Is there a way in the UI for this to be done?
I will probably have to script it for them, and they’d still have to set these specific inclusions for each project.
Note that they are not using a sonar-project.properties file, because our CI system takes care of using the right key/branch/etc (but our CI system is not configurable per team, so adding exclusions in the CI options would affect other teams who also use Typescript).
This screenshot only shows coverage exclusions. The other types are further down the page; just scroll. The exclusions you set at global level will automatically be inherited by all projects that don’t override them locally. Just to be real explicit about this, setting exclusions at the project level means they’ll be used instead of not in addition to ones set at the global level. The docs describe the precedence.

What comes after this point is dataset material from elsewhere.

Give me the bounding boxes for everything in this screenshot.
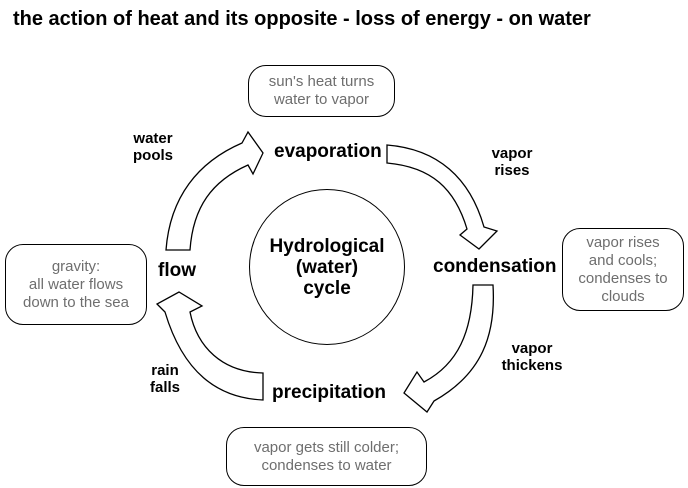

I think this will work for now – but it looks like there isn’t a perfect solution for this –
Scenario:
I have two exclusion rules A and B
I may have one set of 50 projects that require exclusion A, but DO NOT want to exclude B
I may have another set of 50 projects that require exclusion B, but DO NOT want A.
Either way, 50 projects will need their exclusions set manually.
I think the ideal feature I’m looking for is profile setting templates – define a settings profile, and apply it to X number of projects by regex/tag/selection.
I’m guessing this use case isn’t that common if the feature doesn’t already exist. I will probably end up writing a utility service that allows me to bulk apply pre-defined project permission sets, and update those permission sets at will.
For coverage exclusions, your best bet is to set the exclusions for the larger set at the global level & override at project level for the smaller set.
I know it’s not optimal, but it’s the best I’ve got.